The Residential Landlords Association (RLA) claims the trend will mean fewer homes for rent, exacerbating the housing shortage.
It claims that rents could rise as a result, particularly in London.
However, Airbnb disputes the findings and denies that a growing number of its clients are landlords.
In its report, the RLA says 41% of properties advertised on Airbnb in the capital are multiple listings - in other words involve one owner advertising several properties.
There are particular tax advantages for landlords who rent out their properties as short-term holiday lets, rather than rent them out with long tenancy agreements.
By next year, such landlords will not be able to claim tax relief on mortgage interest payments.
houses in London
In other cases, the RLA is concerned that landlords using Airbnb to rent out properties for more than three months may be doing so to avoid planning regulations.

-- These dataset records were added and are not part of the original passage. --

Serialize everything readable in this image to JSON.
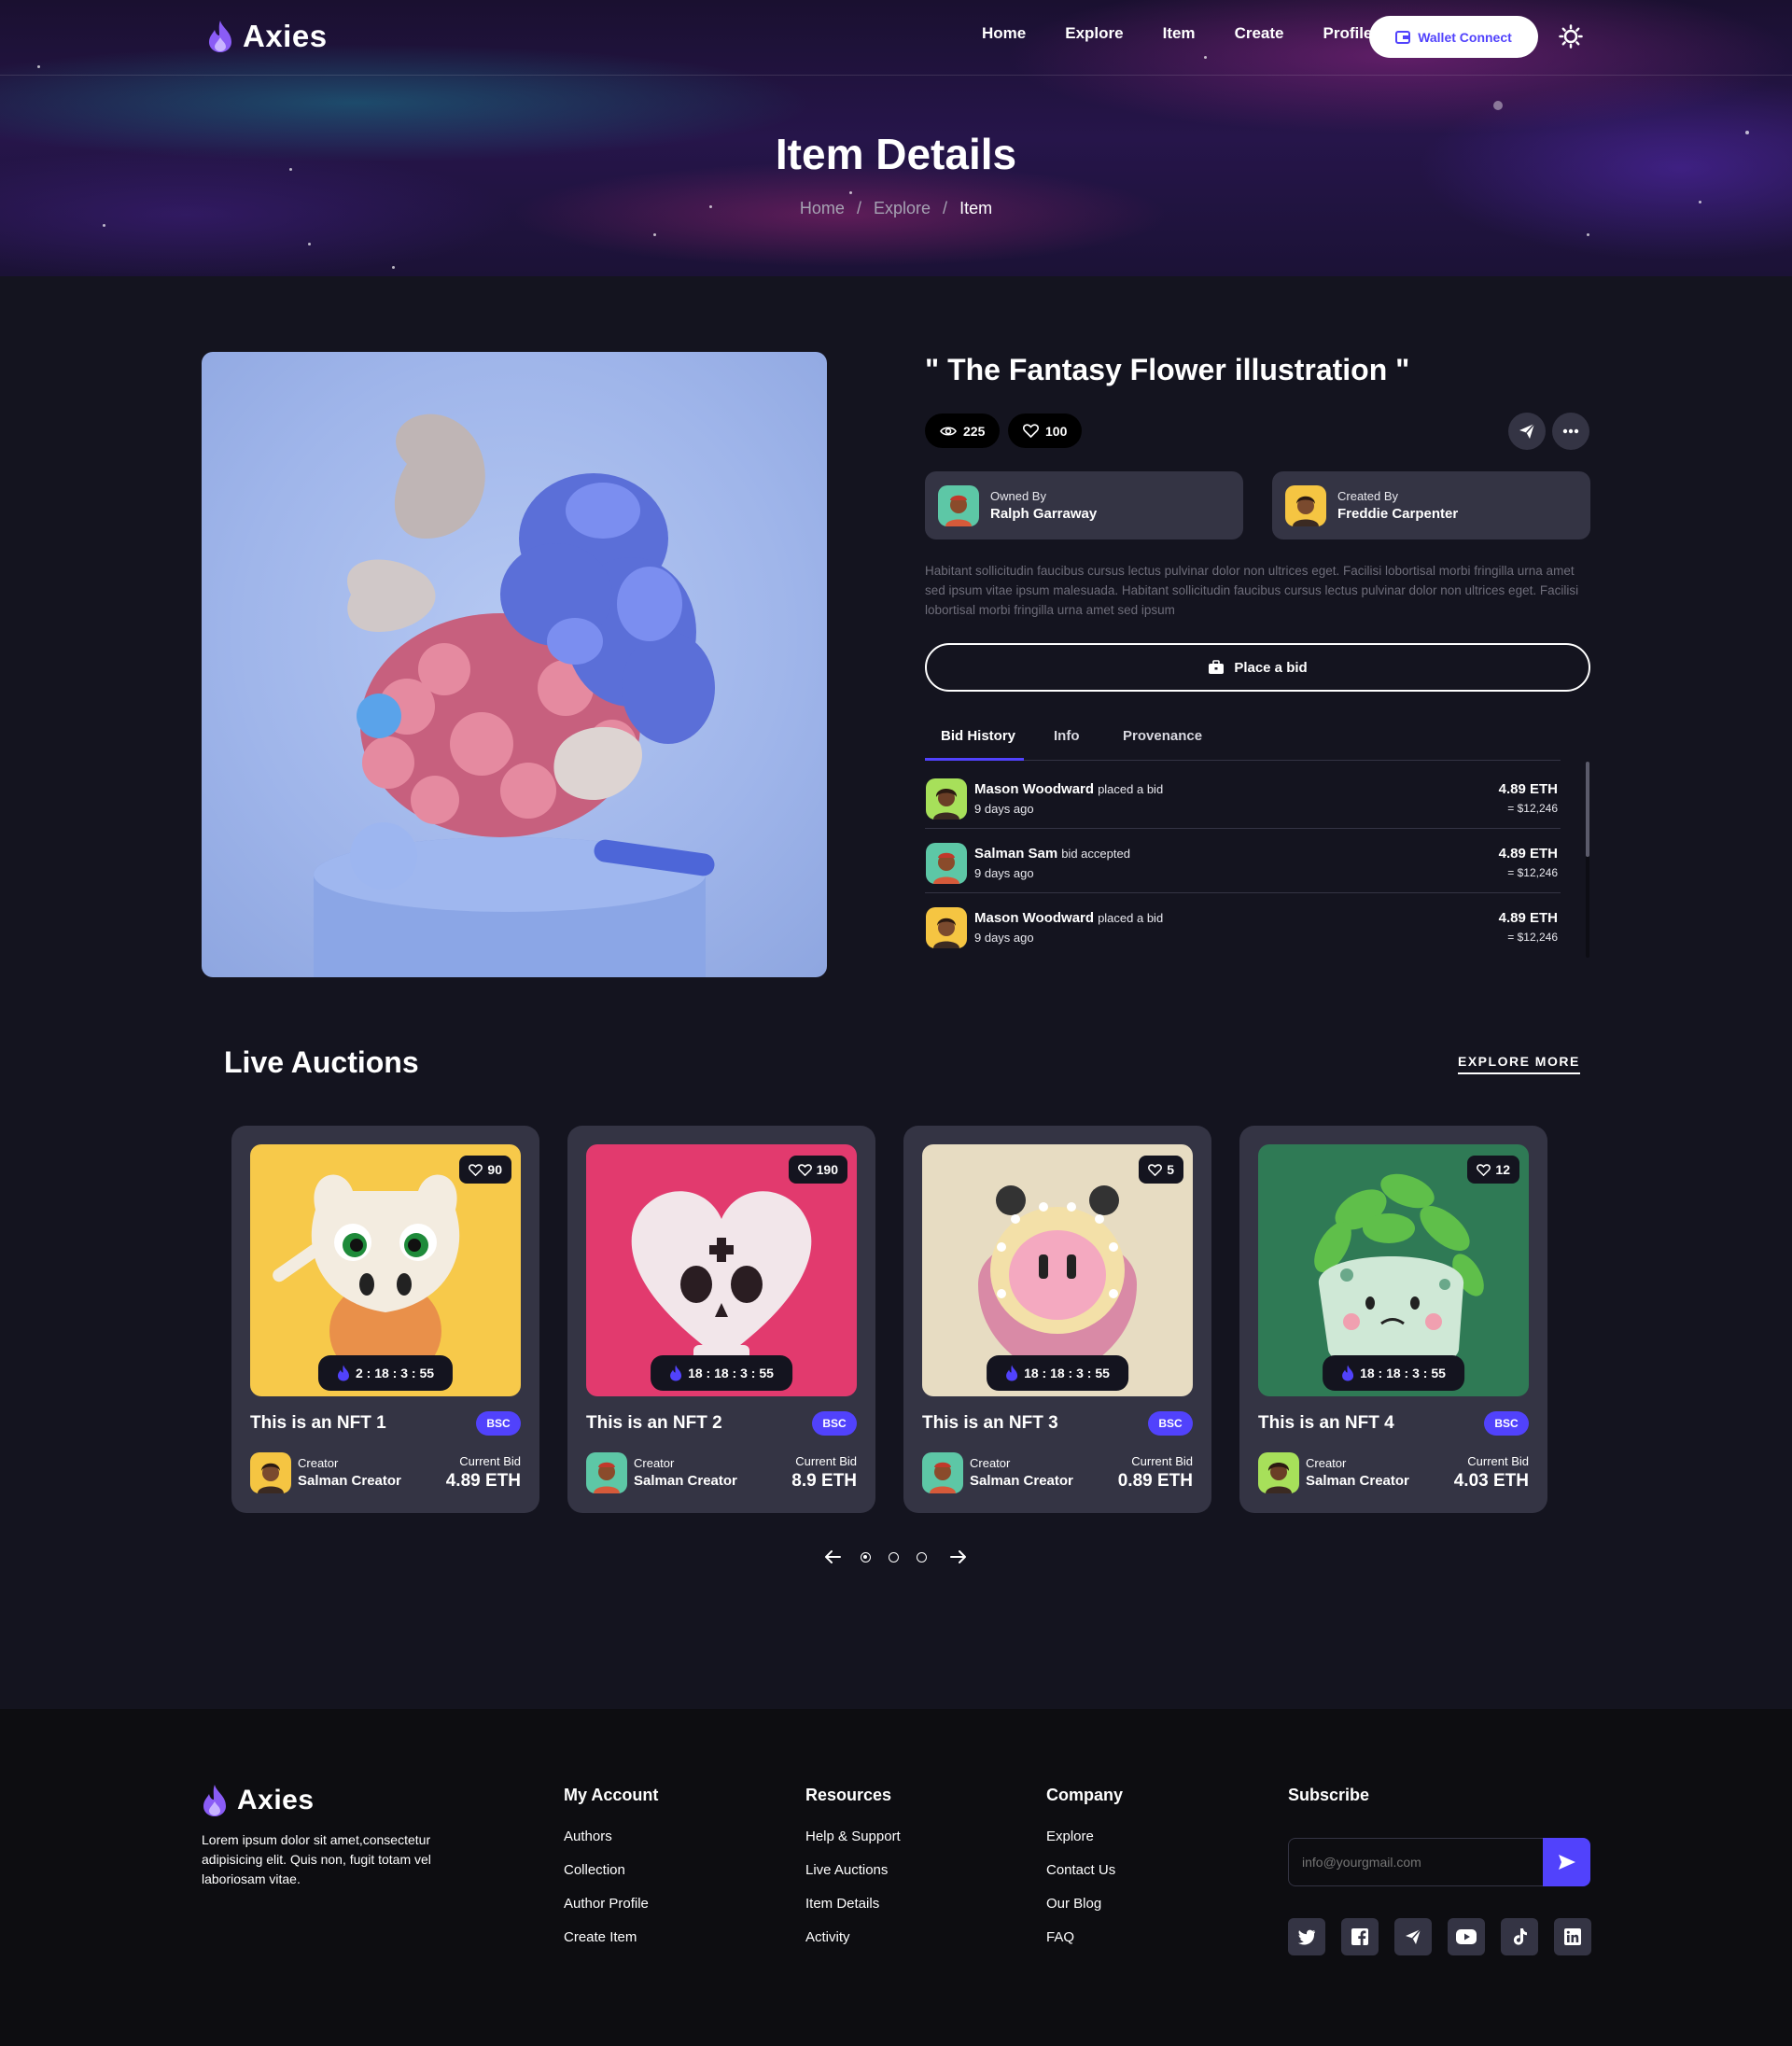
{
  "brand": {
    "name": "Axies",
    "accent": "#5142fc",
    "flame_color": "#8a5cf6"
  },
  "nav": {
    "items": [
      "Home",
      "Explore",
      "Item",
      "Create",
      "Profile"
    ],
    "wallet_label": "Wallet Connect",
    "theme_icon": "sun-icon"
  },
  "hero": {
    "title": "Item Details",
    "breadcrumb": [
      "Home",
      "Explore",
      "Item"
    ],
    "separator": "/"
  },
  "item": {
    "title": "\" The Fantasy Flower illustration \"",
    "views": "225",
    "likes": "100",
    "owner_label": "Owned By",
    "owner_name": "Ralph Garraway",
    "creator_label": "Created By",
    "creator_name": "Freddie Carpenter",
    "description": "Habitant sollicitudin faucibus cursus lectus pulvinar dolor non ultrices eget. Facilisi lobortisal morbi fringilla urna amet sed ipsum vitae ipsum malesuada. Habitant sollicitudin faucibus cursus lectus pulvinar dolor non ultrices eget. Facilisi lobortisal morbi fringilla urna amet sed ipsum",
    "bid_button": "Place a bid"
  },
  "tabs": [
    "Bid History",
    "Info",
    "Provenance"
  ],
  "bids": [
    {
      "name": "Mason Woodward",
      "action": "placed a bid",
      "time": "9 days ago",
      "eth": "4.89 ETH",
      "usd": "= $12,246",
      "avatar_bg": "#a7e05a"
    },
    {
      "name": "Salman Sam",
      "action": "bid accepted",
      "time": "9 days ago",
      "eth": "4.89 ETH",
      "usd": "= $12,246",
      "avatar_bg": "#5dc7a6"
    },
    {
      "name": "Mason Woodward",
      "action": "placed a bid",
      "time": "9 days ago",
      "eth": "4.89 ETH",
      "usd": "= $12,246",
      "avatar_bg": "#f5c542"
    }
  ],
  "auctions": {
    "title": "Live Auctions",
    "explore_label": "EXPLORE MORE",
    "cards": [
      {
        "title": "This is an NFT 1",
        "likes": "90",
        "timer": "2 : 18 : 3 : 55",
        "chain": "BSC",
        "creator_label": "Creator",
        "creator": "Salman Creator",
        "bid_label": "Current Bid",
        "bid": "4.89 ETH",
        "bg": "#f7c94a",
        "avatar_bg": "#f5c542"
      },
      {
        "title": "This is an NFT 2",
        "likes": "190",
        "timer": "18 : 18 : 3 : 55",
        "chain": "BSC",
        "creator_label": "Creator",
        "creator": "Salman Creator",
        "bid_label": "Current Bid",
        "bid": "8.9 ETH",
        "bg": "#e23a6e",
        "avatar_bg": "#5dc7a6"
      },
      {
        "title": "This is an NFT 3",
        "likes": "5",
        "timer": "18 : 18 : 3 : 55",
        "chain": "BSC",
        "creator_label": "Creator",
        "creator": "Salman Creator",
        "bid_label": "Current Bid",
        "bid": "0.89 ETH",
        "bg": "#e7dcc2",
        "avatar_bg": "#5dc7a6"
      },
      {
        "title": "This is an NFT 4",
        "likes": "12",
        "timer": "18 : 18 : 3 : 55",
        "chain": "BSC",
        "creator_label": "Creator",
        "creator": "Salman Creator",
        "bid_label": "Current Bid",
        "bid": "4.03 ETH",
        "bg": "#2f7a55",
        "avatar_bg": "#a7e05a"
      }
    ]
  },
  "footer": {
    "about": "Lorem ipsum dolor sit amet,consectetur adipisicing elit. Quis non, fugit totam vel laboriosam vitae.",
    "columns": [
      {
        "title": "My Account",
        "links": [
          "Authors",
          "Collection",
          "Author Profile",
          "Create Item"
        ]
      },
      {
        "title": "Resources",
        "links": [
          "Help & Support",
          "Live Auctions",
          "Item Details",
          "Activity"
        ]
      },
      {
        "title": "Company",
        "links": [
          "Explore",
          "Contact Us",
          "Our Blog",
          "FAQ"
        ]
      }
    ],
    "subscribe_title": "Subscribe",
    "subscribe_placeholder": "info@yourgmail.com",
    "socials": [
      "twitter-icon",
      "facebook-icon",
      "telegram-icon",
      "youtube-icon",
      "tiktok-icon",
      "linkedin-icon"
    ]
  }
}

"Given the pressures faced in the capital it is important that properties advertised as being available for more than 90 days a year are genuine holiday lets with appropriate planning permission," said RLA policy director David Smith.
"Otherwise, as well as taking rental stock off the market for those looking for somewhere to live, they are also putting tenants in a vulnerable position without all the protections offered by a tenancy agreement."
In other countries Airbnb is encountering tougher regulation.
Authorities in Berlin have passed laws which limit the likes of Airbnb to renting out rooms, rather than whole flats or houses.
Since doing so, rents have reportedly moderated.